- Sen. Ted Cruz, R-Texas, violated campaign finance rules by using donor funds to promote his book, a watchdog alleged Wednesday in two ethics complaints.
- The Campaign Legal Center accused Cruz's campaign committee of spending up to $18,000 on Facebook advertisements that "exclusively" urged viewers to buy copies of the senator's book.
- An attorney for the campaign committee said Cruz "has closely followed Federal Election Commission laws and guidelines when promoting his book, and he has not received any royalties whatsoever for these book sales.”
Sen. Ted Cruz, R-Texas, violated campaign finance rules by using donor funds to promote his book, a watchdog alleged Wednesday in two ethics complaints.
The Campaign Legal Center, or CLC, accused Cruz's campaign committee of spending up to $18,000 in late 2020 on Facebook advertisements that "exclusively" urged viewers to buy copies of the senator's book. Those ads included links to buy the book from third-party online booksellers, said the CLC, a nonprofit organization that seeks transparency in government.
"Because Cruz receives royalties from book sales, his campaign crossed a legal line by spending donor funds on Facebook ads promoting sales of that book," said Brendan Fischer, CLC director of federal reform, in a press release announcing the complaints.
But Chris Gober, an attorney for Cruz's campaign committee, said later Wednesday that the senator's campaign "has closely followed Federal Election Commission laws and guidelines when promoting his book."
Cruz "has not received any royalties whatsoever for these book sales," Gober said in that statement, which was sent to CNBC by Cruz's communications director, Erin Perrine.
Fischer questioned that response. "There seems to be no legitimate way for Cruz to know how many books were purchased as a result of these Facebook ads," he said in a phone call with CNBC, "and therefore it's impossible to say that Cruz is not receiving royalties on the books sold as a result of the ads."
Cruz's book deal with Regnery Publishing netted him a $400,000 advance and a 15% royalty on net sales of hardcover copies, the CLC's press release said, citing the senator's financial disclosure report.
The CLC filed a complaint with the Federal Election Commission, or FEC, against Cruz's campaign committee. The watchdog also sent a letter to the Senate Ethics Committee requesting an investigation into whether Cruz broke federal law and the chamber's ethics rules.
FEC spokesman Christian Hilland told CNBC that the commission does not comment on pending litigation. The Senate Ethics Committee did not immediately respond to a request for comment.
The Senate's rules are "crystal clear about all members, both current and former, being prohibited from converting federal campaign funds to personal use," Delaney Marsco, CLC's senior legal counsel for ethics, said in the press release.

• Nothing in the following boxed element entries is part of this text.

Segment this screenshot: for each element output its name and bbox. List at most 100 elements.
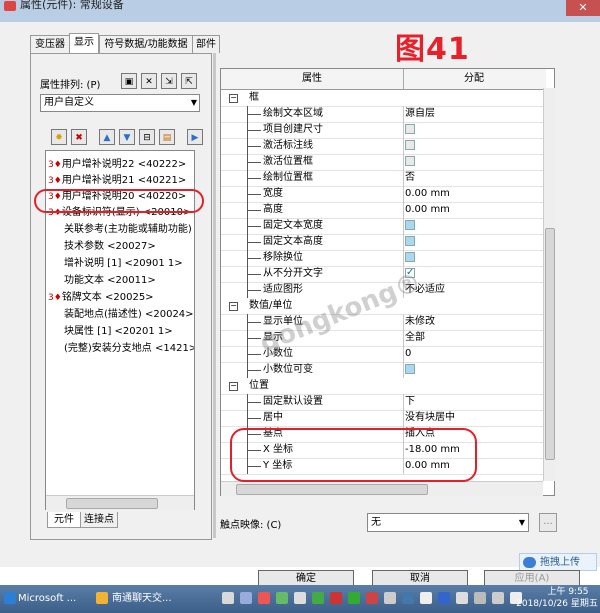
grid-row[interactable]: 居中 没有块居中 [221, 410, 544, 427]
remove-icon[interactable]: ✖ [71, 129, 87, 145]
grid-row[interactable]: 项目创建尺寸 [221, 122, 544, 139]
property-value[interactable]: 全部 [405, 330, 425, 346]
checkbox[interactable] [405, 364, 415, 374]
sort-select[interactable]: 用户自定义 ▼ [40, 94, 200, 112]
checkbox[interactable] [405, 252, 415, 262]
splitter[interactable] [213, 53, 216, 538]
tray-icon[interactable] [240, 592, 252, 604]
tray-icon[interactable] [312, 592, 324, 604]
tray-icon[interactable] [276, 592, 288, 604]
clock[interactable]: 上午 9:55 2018/10/26 星期五 [516, 586, 598, 610]
grid-row[interactable]: 激活标注线 [221, 138, 544, 155]
scroll-thumb[interactable] [236, 484, 428, 495]
word-icon[interactable] [4, 592, 16, 604]
grid-category[interactable]: − 位置 [221, 378, 544, 395]
grid-row[interactable]: 高度 0.00 mm [221, 202, 544, 219]
chat-icon[interactable] [96, 592, 108, 604]
tray-icon[interactable] [456, 592, 468, 604]
export-icon[interactable]: ⇱ [181, 73, 197, 89]
tray-icon[interactable] [222, 592, 234, 604]
table-icon[interactable]: ▤ [159, 129, 175, 145]
taskbar-item-word[interactable]: Microsoft ... [18, 587, 76, 611]
tree-line [247, 210, 261, 211]
tray-icon[interactable] [402, 592, 414, 604]
list-item[interactable]: 3♦铭牌文本 <20025> [48, 290, 154, 305]
grid-row[interactable]: 固定文本宽度 [221, 218, 544, 235]
tab-display[interactable]: 显示 [69, 33, 99, 53]
grid-row[interactable]: 宽度 0.00 mm [221, 186, 544, 203]
property-value[interactable]: 没有块居中 [405, 410, 455, 426]
upload-button[interactable]: 拖拽上传 [519, 553, 597, 571]
tray-icon[interactable] [438, 592, 450, 604]
move-up-icon[interactable]: ▲ [99, 129, 115, 145]
property-value[interactable]: 下 [405, 394, 415, 410]
tray-icon[interactable] [294, 592, 306, 604]
tree-line [247, 146, 261, 147]
checkbox[interactable] [405, 156, 415, 166]
collapse-icon[interactable]: − [229, 94, 238, 103]
scroll-thumb[interactable] [66, 498, 158, 509]
checkbox[interactable] [405, 220, 415, 230]
tab-connection-points[interactable]: 连接点 [80, 512, 118, 528]
checkbox[interactable] [405, 124, 415, 134]
arrow-right-icon[interactable]: ▶ [187, 129, 203, 145]
grid-row[interactable]: 移除换位 [221, 250, 544, 267]
grid-row[interactable]: 固定文本高度 [221, 234, 544, 251]
tab-transformer[interactable]: 变压器 [30, 35, 70, 53]
tray-icon[interactable] [366, 592, 378, 604]
list-item[interactable]: 增补说明 [1] <20901 1> [64, 256, 183, 271]
property-value[interactable]: 0 [405, 346, 411, 362]
list-item[interactable]: 3♦用户增补说明22 <40222> [48, 157, 186, 172]
save-scheme-icon[interactable]: ▣ [121, 73, 137, 89]
collapse-icon[interactable]: − [229, 382, 238, 391]
list-item[interactable]: 块属性 [1] <20201 1> [64, 324, 173, 339]
grid-row[interactable]: 小数位可变 [221, 362, 544, 379]
tray-icon[interactable] [348, 592, 360, 604]
scroll-thumb[interactable] [545, 228, 555, 460]
trigger-select[interactable]: 无 ▼ [367, 513, 529, 532]
new-icon[interactable]: ✸ [51, 129, 67, 145]
list-item[interactable]: 关联参考(主功能或辅助功能) < [64, 222, 194, 237]
checkbox[interactable] [405, 140, 415, 150]
property-value[interactable]: 0.00 mm [405, 202, 450, 218]
grid-row[interactable]: 激活位置框 [221, 154, 544, 171]
grid-horizontal-scrollbar[interactable] [221, 481, 543, 496]
close-button[interactable]: ✕ [566, 0, 600, 16]
import-icon[interactable]: ⇲ [161, 73, 177, 89]
tray-icon[interactable] [492, 592, 504, 604]
tray-icon[interactable] [384, 592, 396, 604]
collapse-icon[interactable]: − [229, 302, 238, 311]
tray-icon[interactable] [258, 592, 270, 604]
ellipsis-button[interactable]: ... [539, 513, 557, 532]
taskbar-item-chat[interactable]: 南通聊天交... [112, 587, 172, 611]
move-down-icon[interactable]: ▼ [119, 129, 135, 145]
clock-time: 上午 9:55 [547, 587, 589, 597]
list-item[interactable]: 装配地点(描述性) <20024> [64, 307, 194, 322]
tray-icon[interactable] [330, 592, 342, 604]
grid-row[interactable]: 绘制位置框 否 [221, 170, 544, 187]
header-value[interactable]: 分配 [404, 69, 544, 89]
list-item[interactable]: 功能文本 <20011> [64, 273, 156, 288]
property-value[interactable]: 0.00 mm [405, 186, 450, 202]
tab-elements[interactable]: 元件 [47, 512, 81, 528]
header-property[interactable]: 属性 [221, 69, 404, 89]
tab-parts[interactable]: 部件 [192, 35, 220, 53]
delete-scheme-icon[interactable]: ✕ [141, 73, 157, 89]
checkbox[interactable] [405, 236, 415, 246]
list-horizontal-scrollbar[interactable] [46, 495, 194, 510]
grid-row[interactable]: 绘制文本区域 源自层 [221, 106, 544, 123]
grid-vertical-scrollbar[interactable] [543, 88, 555, 481]
property-value[interactable]: 否 [405, 170, 415, 186]
list-item[interactable]: 技术参数 <20027> [64, 239, 156, 254]
grid-row[interactable]: 固定默认设置 下 [221, 394, 544, 411]
tree-line [247, 354, 261, 355]
list-item[interactable]: 3♦用户增补说明21 <40221> [48, 173, 186, 188]
property-value[interactable]: 源自层 [405, 106, 435, 122]
separator-icon[interactable]: ⊟ [139, 129, 155, 145]
tab-symbol-function-data[interactable]: 符号数据/功能数据 [99, 35, 193, 53]
grid-category[interactable]: − 框 [221, 90, 544, 107]
tray-icon[interactable] [420, 592, 432, 604]
property-value[interactable]: 未修改 [405, 314, 435, 330]
list-item[interactable]: (完整)安装分支地点 <1421> [64, 341, 194, 356]
tray-icon[interactable] [474, 592, 486, 604]
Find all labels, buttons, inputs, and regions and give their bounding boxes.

"Voters must be able to trust that when they are donating to political campaigns, they are doing so to help their favored candidate win or retain their office, not financing their personal endeavors," Marsco said.
The CLC said in its complaints that Cruz could have potentially marketed or purchased his book using campaign funds "without running afoul of the law." He could have included a small amount of information on an existing campaign website, the CLC said, or his campaign could have bought copies of the book directly from the publisher to be used as gifts to supporters, if the publisher withheld royalties on those copies.
"But Senator Cruz did not do either of these things," the CLC said in its letter to the Senate ethics panel. "Instead, Senator Cruz used campaign funds for online ads that exclusively promoted his book, and directed supporters to purchase it from third-party booksellers."
The book, "One Vote Away: How A Single Supreme Court Seat Can Change History," was released in September.
That month, Cruz's Facebook page started running ads promoting the book and encouraging supporters to purchase it — using language such as "order your copy today" and "buy a copy, right now" — the FEC complaint alleged.
The ads ran between Sept. 24 and Oct. 5, the CLC said, citing Facebook's political ad archive. They all included the disclaimer, "Paid for by Ted Cruz for Senate," according to the CLC.
Fischer noted in the press release that "we don't know how extensive these violations might be because any similar ads that Cruz may have run on platforms other than Facebook or Google are not publicly available."
The letter to the Senate Ethics Committee argued that "when elected officials use campaign contributions to advance their personal bottom lines, they compromise the integrity of the political process and undermine the public's trust that their political contributions are being used legally—for campaign purposes or in connection with the officeholder's duties, not to line the officeholder's pockets."
"Senator Cruz has violated core principles of accountable government by using campaign funds to promote the sale of his book," the CLC's letter said. "As such, the Ethics Committee should reassure the public that the Senate enforces its well-established rules and laws that guard against corruption by conducting a swift investigation to identify and hold Senator Cruz accountable for any ethics violations."
The CLC last week filed a separate FEC complaint, accusing Georgia's Republican Party of illegally accepting in-kind contributions from another election-related nonprofit called True the Vote.